8/22/2018Federal Reports Documents Nationwide Photo Enforcement Decline
Flawed state reports on photo enforcement document the decline in automated ticketing around the nation.
Most states resisted the new federal effort to increase transparency by releasing accident and revenue data related to the use of red light cameras and speed cameras (view story). Instead of producing "adequate data" as the law requires, states handed in surveys containing little information.
Despite its limitations, the effort highlighted significant inaccuracies in existing automated enforcement program data. According to the state-submitted reports, 294 cities use red light cameras or speed cameras -- a number closer to 334 after adding in the cities withheld from the reports submitted by California and Ohio transportation officials. This is a far lower figure than the commonly cited Insurance Institute for Highway Safety (IIHS) count of 423 jurisdictions using cameras. Illinois highlighted the shortcomings of the insurance industry's data.
"Out of the 69 IIHS communities with red light cameras, only 59 jurisdictions reported to Illinois DOT indicating that they had red light cameras in their communities," the Illinois report explained. "A total of ten of the 69 IIHS communities reported that they had no red light cameras. Further, our sample includes eight additional jurisdictions, not identified in the IIHS database, with red light cameras in their communities."
The insurance industry has a financial interest in overstating the acceptance of photo enforcement. In California and Arizona, every photo ticket issued can be used to increase insurance premiums, generating millions in extra revenue for the parent companies of IIHS.
In Oklahoma, however, the IIHS failed to notice a small city -- Enid -- has been using photo radar. Oklahoma paid University of Oklahoma researchers to conduct a telephone poll of 473 cities within the state to discover which of them used speed cameras or red light cameras, even though such devices are not authorized under state law. Enid officials told the pollsters that information regarding the number of citations issued by the program is "publicly available," but there is no information available online about Enid's camera program.
Missouri and New Mexico likewise have only one city using automated ticketing machines. Missouri's report included copies of the state Supreme Court decisions that have left Hannibal as the lone outpost using red light cameras. New Mexico, by contrast, provided a sheet with handwritten checkbox responses from Rio Rancho on the state's final speed camera program. North Carolina also reported a significant decline in the use of cameras.

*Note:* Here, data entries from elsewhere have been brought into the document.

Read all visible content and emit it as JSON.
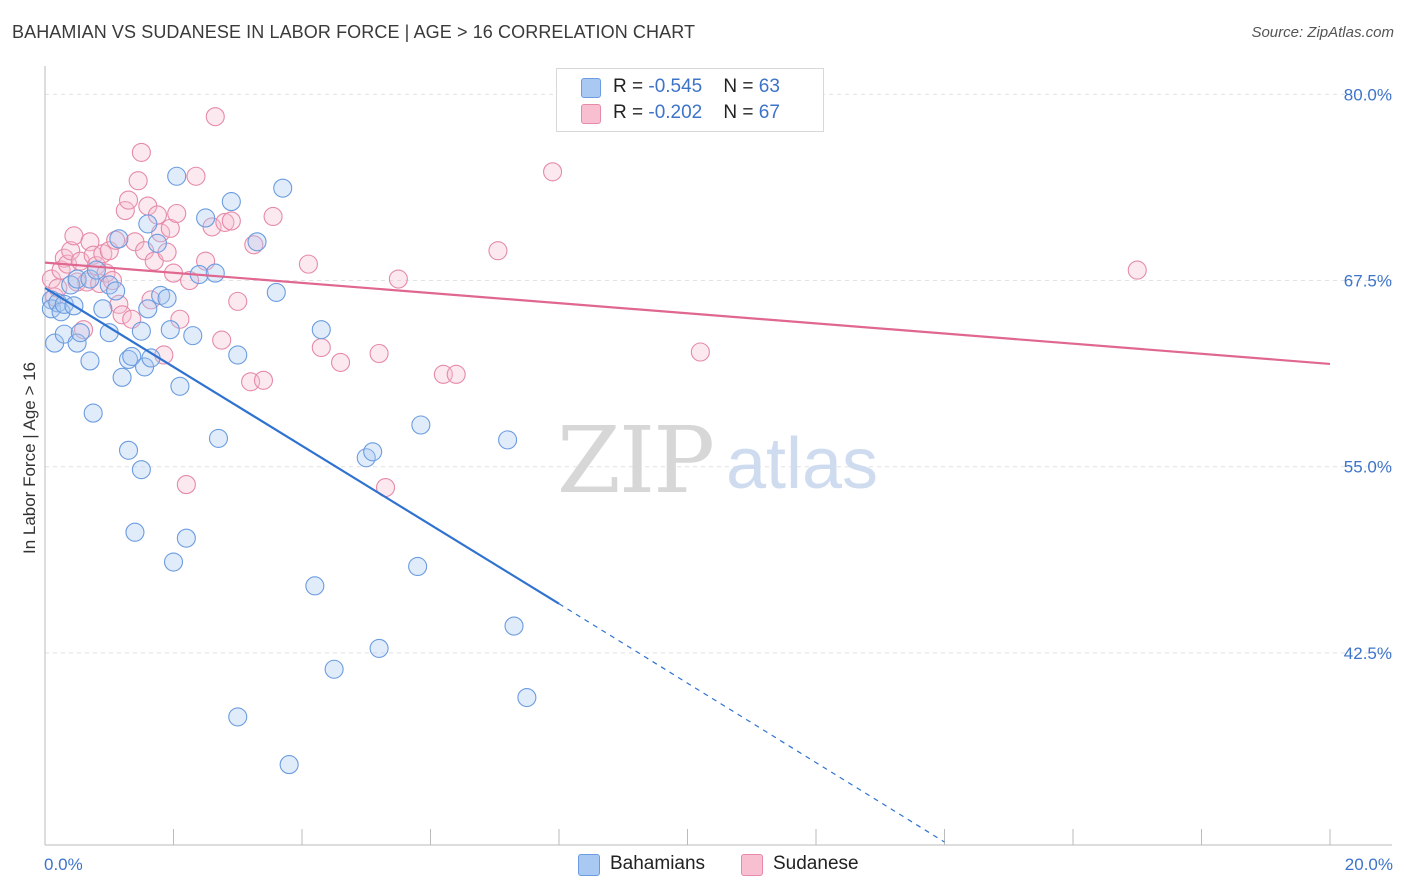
{
  "title": "BAHAMIAN VS SUDANESE IN LABOR FORCE | AGE > 16 CORRELATION CHART",
  "source": "Source: ZipAtlas.com",
  "watermark": {
    "zip": "ZIP",
    "atlas": "atlas"
  },
  "legend_top": [
    {
      "r_label": "R = ",
      "r_value": "-0.545",
      "n_label": "N = ",
      "n_value": "63",
      "color": "#a9c8f2",
      "border": "#6b9ce0"
    },
    {
      "r_label": "R = ",
      "r_value": "-0.202",
      "n_label": "N = ",
      "n_value": "67",
      "color": "#f7bfd0",
      "border": "#e58aa8"
    }
  ],
  "legend_bottom": [
    {
      "label": "Bahamians",
      "color": "#a9c8f2",
      "border": "#6b9ce0"
    },
    {
      "label": "Sudanese",
      "color": "#f7bfd0",
      "border": "#e58aa8"
    }
  ],
  "chart_data": {
    "type": "scatter",
    "title": "BAHAMIAN VS SUDANESE IN LABOR FORCE | AGE > 16 CORRELATION CHART",
    "xlabel": "",
    "ylabel": "In Labor Force | Age > 16",
    "xlim": [
      0,
      20
    ],
    "ylim": [
      29.6,
      81.5
    ],
    "x_tick_labels": [
      "0.0%",
      "20.0%"
    ],
    "y_ticks": [
      42.5,
      55.0,
      67.5,
      80.0
    ],
    "y_tick_labels": [
      "42.5%",
      "55.0%",
      "67.5%",
      "80.0%"
    ],
    "grid": true,
    "legend_position": "top-center",
    "series": [
      {
        "name": "Bahamians",
        "color": "#6b9ce0",
        "fill": "rgba(169,200,242,0.35)",
        "trend": {
          "x0": 0.0,
          "y0": 67.0,
          "x1": 8.0,
          "y1": 45.8,
          "dash_to_x": 14.0,
          "dash_to_y": 29.8,
          "color": "#2f72d0"
        },
        "points": [
          [
            0.1,
            66.2
          ],
          [
            0.1,
            65.6
          ],
          [
            0.15,
            63.3
          ],
          [
            0.2,
            66.0
          ],
          [
            0.25,
            65.4
          ],
          [
            0.3,
            63.9
          ],
          [
            0.3,
            65.9
          ],
          [
            0.4,
            67.2
          ],
          [
            0.45,
            65.8
          ],
          [
            0.5,
            63.3
          ],
          [
            0.5,
            67.6
          ],
          [
            0.7,
            67.6
          ],
          [
            0.7,
            62.1
          ],
          [
            0.75,
            58.6
          ],
          [
            0.8,
            68.2
          ],
          [
            0.9,
            65.6
          ],
          [
            1.0,
            67.2
          ],
          [
            1.0,
            64.0
          ],
          [
            1.1,
            66.8
          ],
          [
            1.15,
            70.3
          ],
          [
            1.2,
            61.0
          ],
          [
            1.3,
            62.2
          ],
          [
            1.3,
            56.1
          ],
          [
            1.35,
            62.4
          ],
          [
            1.4,
            50.6
          ],
          [
            1.5,
            54.8
          ],
          [
            1.5,
            64.1
          ],
          [
            1.55,
            61.7
          ],
          [
            1.6,
            71.3
          ],
          [
            1.65,
            62.3
          ],
          [
            1.75,
            70.0
          ],
          [
            1.8,
            66.5
          ],
          [
            1.9,
            66.3
          ],
          [
            1.95,
            64.2
          ],
          [
            2.0,
            48.6
          ],
          [
            2.05,
            74.5
          ],
          [
            2.1,
            60.4
          ],
          [
            2.2,
            50.2
          ],
          [
            2.3,
            63.8
          ],
          [
            2.4,
            67.9
          ],
          [
            2.5,
            71.7
          ],
          [
            2.65,
            68.0
          ],
          [
            2.7,
            56.9
          ],
          [
            2.9,
            72.8
          ],
          [
            3.0,
            38.2
          ],
          [
            3.0,
            62.5
          ],
          [
            3.3,
            70.1
          ],
          [
            3.6,
            66.7
          ],
          [
            3.7,
            73.7
          ],
          [
            3.8,
            35.0
          ],
          [
            4.2,
            47.0
          ],
          [
            4.3,
            64.2
          ],
          [
            4.5,
            41.4
          ],
          [
            5.0,
            55.6
          ],
          [
            5.1,
            56.0
          ],
          [
            5.2,
            42.8
          ],
          [
            5.8,
            48.3
          ],
          [
            5.85,
            57.8
          ],
          [
            7.2,
            56.8
          ],
          [
            7.3,
            44.3
          ],
          [
            7.5,
            39.5
          ],
          [
            1.6,
            65.6
          ],
          [
            0.55,
            64.0
          ]
        ]
      },
      {
        "name": "Sudanese",
        "color": "#e58aa8",
        "fill": "rgba(247,191,208,0.35)",
        "trend": {
          "x0": 0.0,
          "y0": 68.7,
          "x1": 20.0,
          "y1": 61.9,
          "color": "#e0678f"
        },
        "points": [
          [
            0.1,
            67.6
          ],
          [
            0.15,
            66.4
          ],
          [
            0.2,
            67.0
          ],
          [
            0.25,
            68.2
          ],
          [
            0.3,
            69.0
          ],
          [
            0.35,
            68.6
          ],
          [
            0.4,
            69.5
          ],
          [
            0.45,
            70.5
          ],
          [
            0.5,
            67.4
          ],
          [
            0.55,
            68.8
          ],
          [
            0.6,
            64.2
          ],
          [
            0.65,
            67.4
          ],
          [
            0.7,
            70.1
          ],
          [
            0.75,
            69.2
          ],
          [
            0.8,
            68.5
          ],
          [
            0.85,
            67.3
          ],
          [
            0.9,
            69.3
          ],
          [
            0.95,
            68.0
          ],
          [
            1.0,
            69.5
          ],
          [
            1.05,
            67.5
          ],
          [
            1.1,
            70.2
          ],
          [
            1.15,
            65.9
          ],
          [
            1.2,
            65.2
          ],
          [
            1.25,
            72.2
          ],
          [
            1.3,
            72.9
          ],
          [
            1.35,
            64.9
          ],
          [
            1.4,
            70.1
          ],
          [
            1.45,
            74.2
          ],
          [
            1.5,
            76.1
          ],
          [
            1.55,
            69.5
          ],
          [
            1.6,
            72.5
          ],
          [
            1.65,
            66.2
          ],
          [
            1.7,
            68.8
          ],
          [
            1.75,
            71.9
          ],
          [
            1.8,
            70.7
          ],
          [
            1.85,
            62.5
          ],
          [
            1.9,
            69.4
          ],
          [
            1.95,
            71.0
          ],
          [
            2.0,
            68.0
          ],
          [
            2.05,
            72.0
          ],
          [
            2.1,
            64.9
          ],
          [
            2.2,
            53.8
          ],
          [
            2.35,
            74.5
          ],
          [
            2.5,
            68.8
          ],
          [
            2.6,
            71.1
          ],
          [
            2.65,
            78.5
          ],
          [
            2.75,
            63.5
          ],
          [
            2.8,
            71.4
          ],
          [
            2.9,
            71.5
          ],
          [
            3.0,
            66.1
          ],
          [
            3.2,
            60.7
          ],
          [
            3.25,
            69.9
          ],
          [
            3.4,
            60.8
          ],
          [
            3.55,
            71.8
          ],
          [
            4.1,
            68.6
          ],
          [
            4.3,
            63.0
          ],
          [
            4.6,
            62.0
          ],
          [
            5.2,
            62.6
          ],
          [
            5.3,
            53.6
          ],
          [
            5.5,
            67.6
          ],
          [
            6.2,
            61.2
          ],
          [
            6.4,
            61.2
          ],
          [
            7.05,
            69.5
          ],
          [
            7.9,
            74.8
          ],
          [
            10.2,
            62.7
          ],
          [
            17.0,
            68.2
          ],
          [
            2.25,
            67.5
          ]
        ]
      }
    ]
  }
}
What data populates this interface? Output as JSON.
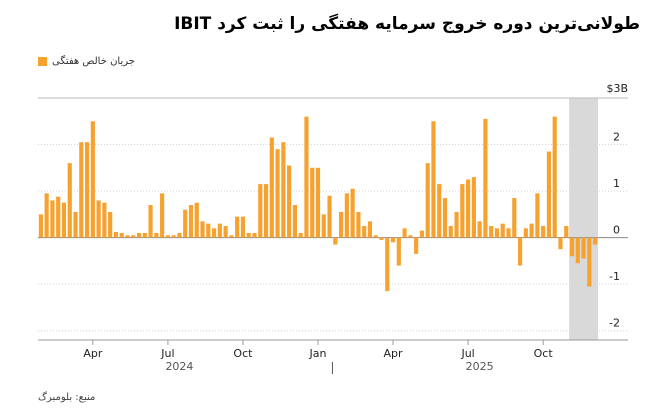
{
  "chart_data": {
    "type": "bar",
    "title": "طولانی‌ترین دوره خروج سرمایه هفتگی را ثبت کرد IBIT",
    "legend": [
      "جریان خالص هفتگی"
    ],
    "source": "منبع: بلومبرگ",
    "ylabel": "$3B",
    "ylim": [
      -2.2,
      3
    ],
    "yticks": [
      -2,
      -1,
      0,
      1,
      2
    ],
    "ytick_labels": [
      "-2",
      "-1",
      "0",
      "1",
      "2"
    ],
    "x_tick_labels": [
      "Apr",
      "Jul",
      "Oct",
      "Jan",
      "Apr",
      "Jul",
      "Oct"
    ],
    "x_tick_index": [
      9,
      22,
      35,
      48,
      61,
      74,
      87
    ],
    "year_labels": [
      {
        "label": "2024",
        "index": 24
      },
      {
        "label": "2025",
        "index": 76
      }
    ],
    "year_divider_index": 51,
    "highlight_range_index": [
      92,
      97
    ],
    "color": "#F7A12E",
    "values": [
      0.5,
      0.95,
      0.8,
      0.88,
      0.75,
      1.6,
      0.55,
      2.05,
      2.05,
      2.5,
      0.8,
      0.75,
      0.55,
      0.12,
      0.1,
      0.05,
      0.05,
      0.1,
      0.1,
      0.7,
      0.1,
      0.95,
      0.05,
      0.05,
      0.1,
      0.6,
      0.7,
      0.75,
      0.35,
      0.3,
      0.2,
      0.3,
      0.25,
      0.05,
      0.45,
      0.45,
      0.1,
      0.1,
      1.15,
      1.15,
      2.15,
      1.9,
      2.05,
      1.55,
      0.7,
      0.1,
      2.6,
      1.5,
      1.5,
      0.5,
      0.9,
      -0.15,
      0.55,
      0.95,
      1.05,
      0.55,
      0.25,
      0.35,
      0.05,
      -0.05,
      -1.15,
      -0.1,
      -0.6,
      0.2,
      0.05,
      -0.35,
      0.15,
      1.6,
      2.5,
      1.15,
      0.85,
      0.25,
      0.55,
      1.15,
      1.25,
      1.3,
      0.35,
      2.55,
      0.25,
      0.2,
      0.3,
      0.2,
      0.85,
      -0.6,
      0.2,
      0.3,
      0.95,
      0.25,
      1.85,
      2.6,
      -0.25,
      0.25,
      -0.4,
      -0.55,
      -0.45,
      -1.05,
      -0.15
    ]
  }
}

"While some municipalities abandoned their red light cameras due to public pressure, other cities in North Carolina discontinued their programs following a decision by the North Carolina Court of Appeals in 2005," the state reported. "This decision found that the North Carolina Constitution required that the revenue collected from these systems must be used exclusively to maintain public schools, except for a maximum of 10 percent of the fines collected that can be used for the cost accrued to operate the system. This decision meant some of the contracts municipalities had with the private companies, who operated the cameras for more than a 10 percent share of the collected fines, financially unreasonable and the programs were quickly shut down."